Downy Mildew and Powdery Mildew Symptoms
Description
This dataset includes annotated images showing symptoms of powdery mildew and downy mildew, collected over a two-year period and organized into two subsets: "Dataset 2021" and "Dataset 2022". Dataset 2021 contains 753 images organized into 8 folders: 489 of powdery mildew and 264 of downy mildew. Each image has varying numbers of annotations classified into two categories: "powdery mildew" and "downy mildew". The annotation totals are: • Powdery mildew annotations: 1,696 • Downy mildew annotations: 657 Dataset 2022 consists of 1,404 images organized into 13 folders.The annotations are also classified into "powdery mildew" and "downy mildew", with totals as follows: • Powdery mildew annotations: 3,915 • Downy mildew annotations: 20,959 All images were collected in Sardinia, Italy. Both datasets are provided as directories containing zipped image files and corresponding zipped annotation files. The annotation files are in text format, with each row describing one annotated leaf. The format is: class_id center_x center_y width height • class_id: An integer representing the class. • center_x, center_y, width, height: Floating-point values normalized to the image dimensions, indicating the bounding box center and size.

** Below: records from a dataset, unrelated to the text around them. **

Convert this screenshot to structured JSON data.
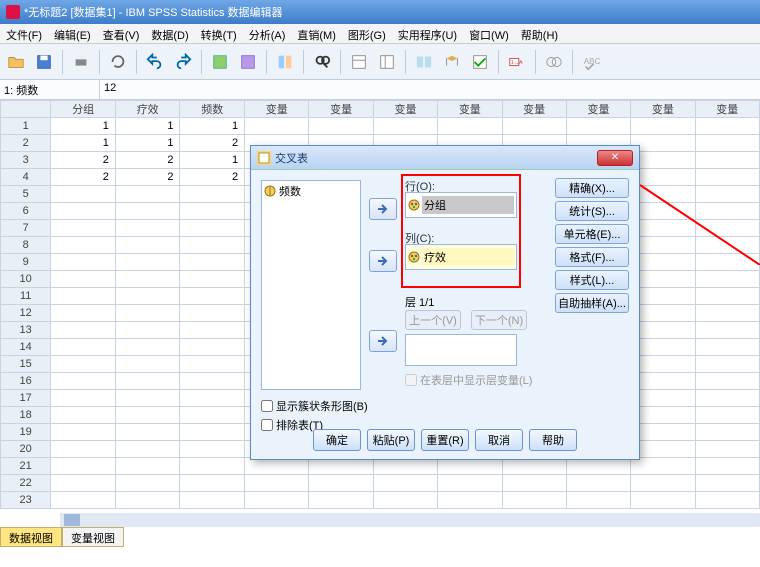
{
  "window": {
    "title": "*无标题2 [数据集1] - IBM SPSS Statistics 数据编辑器"
  },
  "menu": {
    "file": "文件(F)",
    "edit": "编辑(E)",
    "view": "查看(V)",
    "data": "数据(D)",
    "transform": "转换(T)",
    "analyze": "分析(A)",
    "direct": "直销(M)",
    "graphs": "图形(G)",
    "utilities": "实用程序(U)",
    "window": "窗口(W)",
    "help": "帮助(H)"
  },
  "formula": {
    "label": "1: 频数",
    "value": "12"
  },
  "columns": [
    "分组",
    "疗效",
    "频数",
    "变量",
    "变量",
    "变量",
    "变量",
    "变量",
    "变量",
    "变量",
    "变量"
  ],
  "rows": [
    {
      "n": "1",
      "c": [
        "1",
        "1",
        "1"
      ]
    },
    {
      "n": "2",
      "c": [
        "1",
        "1",
        "2"
      ]
    },
    {
      "n": "3",
      "c": [
        "2",
        "2",
        "1"
      ]
    },
    {
      "n": "4",
      "c": [
        "2",
        "2",
        "2"
      ]
    },
    {
      "n": "5"
    },
    {
      "n": "6"
    },
    {
      "n": "7"
    },
    {
      "n": "8"
    },
    {
      "n": "9"
    },
    {
      "n": "10"
    },
    {
      "n": "11"
    },
    {
      "n": "12"
    },
    {
      "n": "13"
    },
    {
      "n": "14"
    },
    {
      "n": "15"
    },
    {
      "n": "16"
    },
    {
      "n": "17"
    },
    {
      "n": "18"
    },
    {
      "n": "19"
    },
    {
      "n": "20"
    },
    {
      "n": "21"
    },
    {
      "n": "22"
    },
    {
      "n": "23"
    }
  ],
  "tabs": {
    "data": "数据视图",
    "var": "变量视图"
  },
  "dialog": {
    "title": "交叉表",
    "varlist": "频数",
    "row_label": "行(O):",
    "row_item": "分组",
    "col_label": "列(C):",
    "col_item": "疗效",
    "layer_label": "层 1/1",
    "prev": "上一个(V)",
    "next": "下一个(N)",
    "layer_check": "在表层中显示层变量(L)",
    "side": {
      "exact": "精确(X)...",
      "stats": "统计(S)...",
      "cells": "单元格(E)...",
      "format": "格式(F)...",
      "style": "样式(L)...",
      "bootstrap": "自助抽样(A)..."
    },
    "checks": {
      "bar": "显示簇状条形图(B)",
      "suppress": "排除表(T)"
    },
    "btns": {
      "ok": "确定",
      "paste": "粘贴(P)",
      "reset": "重置(R)",
      "cancel": "取消",
      "help": "帮助"
    }
  }
}
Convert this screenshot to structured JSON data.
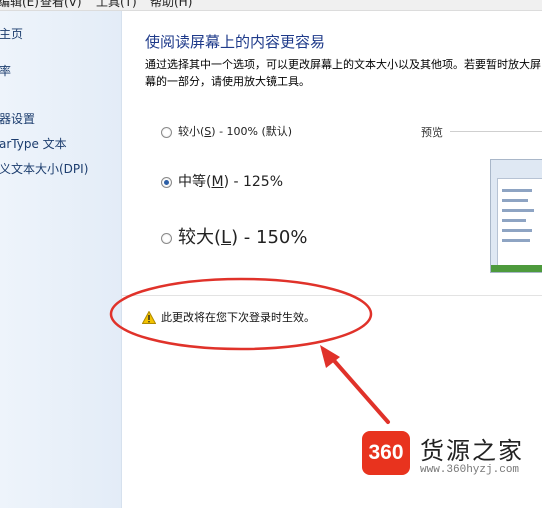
{
  "menubar": {
    "items": [
      "编辑(E)",
      "查看(V)",
      "工具(T)",
      "帮助(H)"
    ]
  },
  "sidebar": {
    "items": [
      {
        "label": "主页"
      },
      {
        "label": "率"
      },
      {
        "label": "器设置"
      },
      {
        "label": "arType 文本"
      },
      {
        "label": "义文本大小(DPI)"
      }
    ]
  },
  "main": {
    "title": "使阅读屏幕上的内容更容易",
    "description": "通过选择其中一个选项，可以更改屏幕上的文本大小以及其他项。若要暂时放大屏幕的一部分，请使用放大镜工具。",
    "options": [
      {
        "pre": "较小(",
        "key": "S",
        "post": ") - 100% (默认)",
        "selected": false
      },
      {
        "pre": "中等(",
        "key": "M",
        "post": ") - 125%",
        "selected": true
      },
      {
        "pre": "较大(",
        "key": "L",
        "post": ") - 150%",
        "selected": false
      }
    ],
    "preview_label": "预览",
    "warning": "此更改将在您下次登录时生效。"
  },
  "watermark": {
    "badge": "360",
    "name": "货源之家",
    "url": "www.360hyzj.com"
  },
  "colors": {
    "accent": "#1e3a8a",
    "annotation_red": "#e0322a",
    "warning_yellow": "#f2c200",
    "badge_red": "#e8331e"
  }
}
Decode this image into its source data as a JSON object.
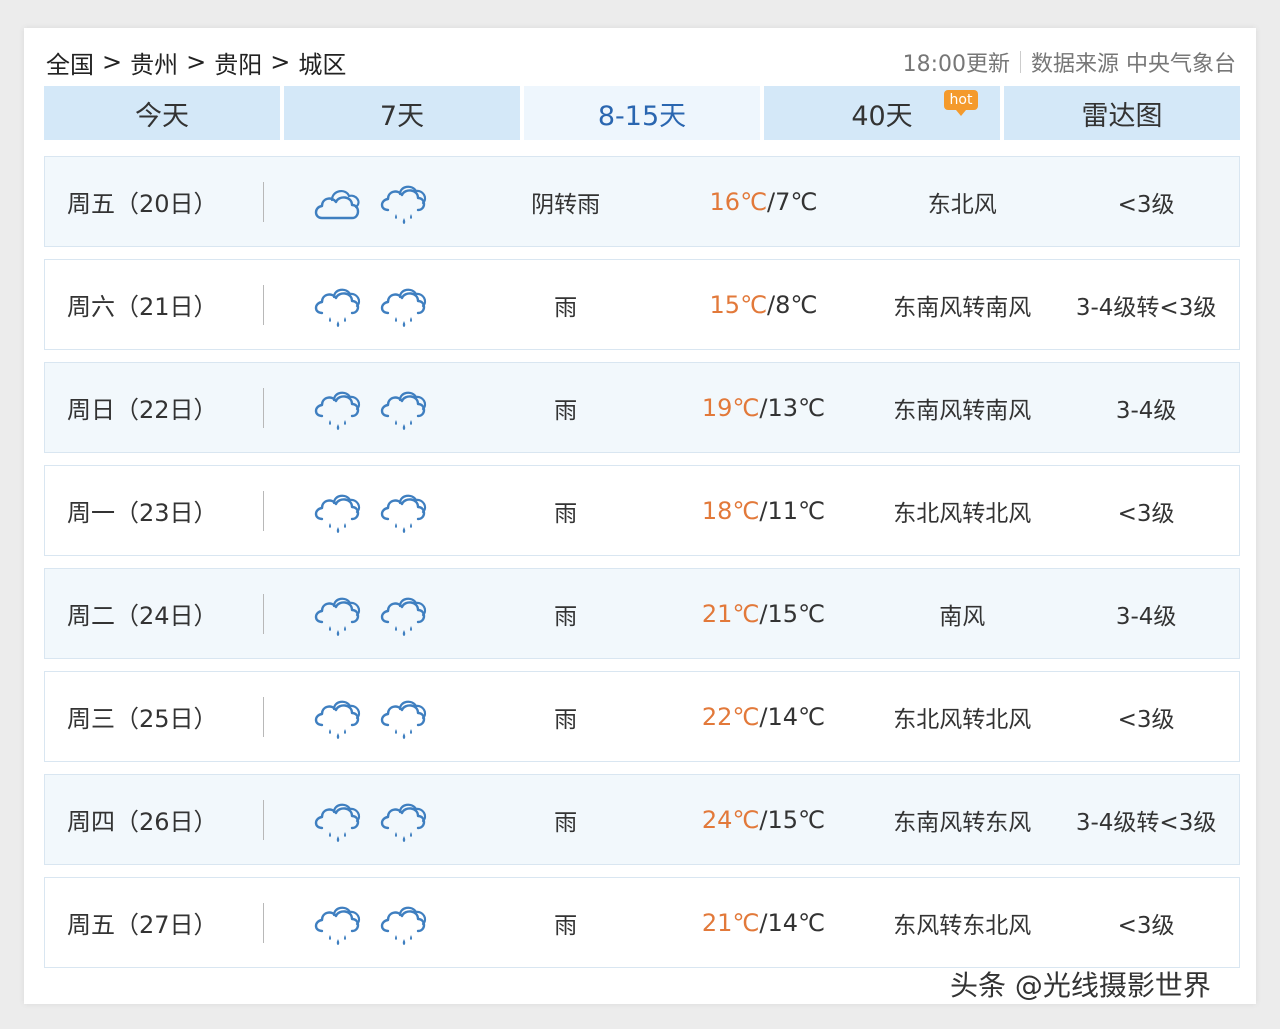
{
  "breadcrumb": [
    "全国",
    "贵州",
    "贵阳",
    "城区"
  ],
  "breadcrumb_sep": ">",
  "update_time": "18:00更新",
  "source_label": "数据来源 中央气象台",
  "tabs": [
    {
      "label": "今天"
    },
    {
      "label": "7天"
    },
    {
      "label": "8-15天",
      "active": true
    },
    {
      "label": "40天",
      "badge": "hot"
    },
    {
      "label": "雷达图"
    }
  ],
  "days": [
    {
      "day": "周五（20日）",
      "icons": [
        "cloudy-icon",
        "rain-icon"
      ],
      "weather": "阴转雨",
      "high": "16℃",
      "low": "/7℃",
      "wind": "东北风",
      "level": "<3级"
    },
    {
      "day": "周六（21日）",
      "icons": [
        "rain-icon",
        "rain-icon"
      ],
      "weather": "雨",
      "high": "15℃",
      "low": "/8℃",
      "wind": "东南风转南风",
      "level": "3-4级转<3级"
    },
    {
      "day": "周日（22日）",
      "icons": [
        "rain-icon",
        "rain-icon"
      ],
      "weather": "雨",
      "high": "19℃",
      "low": "/13℃",
      "wind": "东南风转南风",
      "level": "3-4级"
    },
    {
      "day": "周一（23日）",
      "icons": [
        "rain-icon",
        "rain-icon"
      ],
      "weather": "雨",
      "high": "18℃",
      "low": "/11℃",
      "wind": "东北风转北风",
      "level": "<3级"
    },
    {
      "day": "周二（24日）",
      "icons": [
        "rain-icon",
        "rain-icon"
      ],
      "weather": "雨",
      "high": "21℃",
      "low": "/15℃",
      "wind": "南风",
      "level": "3-4级"
    },
    {
      "day": "周三（25日）",
      "icons": [
        "rain-icon",
        "rain-icon"
      ],
      "weather": "雨",
      "high": "22℃",
      "low": "/14℃",
      "wind": "东北风转北风",
      "level": "<3级"
    },
    {
      "day": "周四（26日）",
      "icons": [
        "rain-icon",
        "rain-icon"
      ],
      "weather": "雨",
      "high": "24℃",
      "low": "/15℃",
      "wind": "东南风转东风",
      "level": "3-4级转<3级"
    },
    {
      "day": "周五（27日）",
      "icons": [
        "rain-icon",
        "rain-icon"
      ],
      "weather": "雨",
      "high": "21℃",
      "low": "/14℃",
      "wind": "东风转东北风",
      "level": "<3级"
    }
  ],
  "watermark": "头条 @光线摄影世界",
  "colors": {
    "tab_bg": "#d4e8f8",
    "tab_active_bg": "#eef6fd",
    "tab_active_text": "#2a66b0",
    "high_temp": "#e2793a",
    "hot_badge": "#f49a2c",
    "row_alt_bg": "#f2f8fc",
    "icon_stroke": "#3f7fc0"
  }
}
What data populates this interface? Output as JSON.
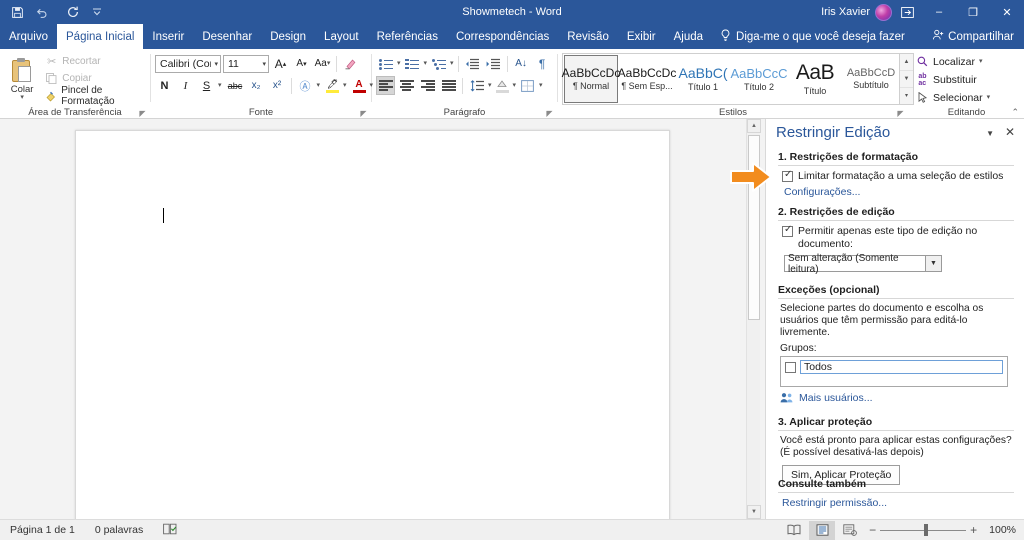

In the "file_names" directory, the file lists for Dataset 2021 and Dataset 2022 are organized differently. Regarding Dataset 2021 al the file names are listed in "dataset_2021.txt". Regarding Dataset 2022 two sets of text files correspond to two different splitting methods: • Structured Split: Files are listed in "train_dataset_2022.txt", "val_dataset_2022.txt", and "test_dataset_2022.txt". • Random Split: Files are listed in "train_rand_2022.txt", "val_rand_2022.txt", and "test_rand_2022.txt". The "Structured Split" division was based on file creation dates to minimize overlap between sets, with the training set being more than twice the size of the validation and test sets. In the "Random Split" case similar images of same leaves, captured from different angles or distances, are distributed across sets. While this random split may artificially inflate performance on familiar data due to overfitting, it results in reduced performance on unseen data, such as images listed in "dataset_2021.txt".
Files
Steps to reproduce
Using the YOLOv5 framework, we conducted five experiments, all of which can be fully reproduced with the provided datasets: Experiment 1: train and test a model using the "Structured Split" of Dataset 2022. Experiment 2: evaluate the "Structured Split" model trained in Experiment 1 on Dataset 2021 (unseen data). Experiment 3: train and test a model using the "Random Split" of Dataset 2022. Experiment 4: evaluate the "Random Split" model trained in Experiment 3 on Dataset 2021 (unseen data). Experiment 5: train and test a model using the "Structured Split" of Dataset 2022, with Dataset 2021 added to the training set to increase the diversity of plants used during training. Results could be compared with those in Experiment 1.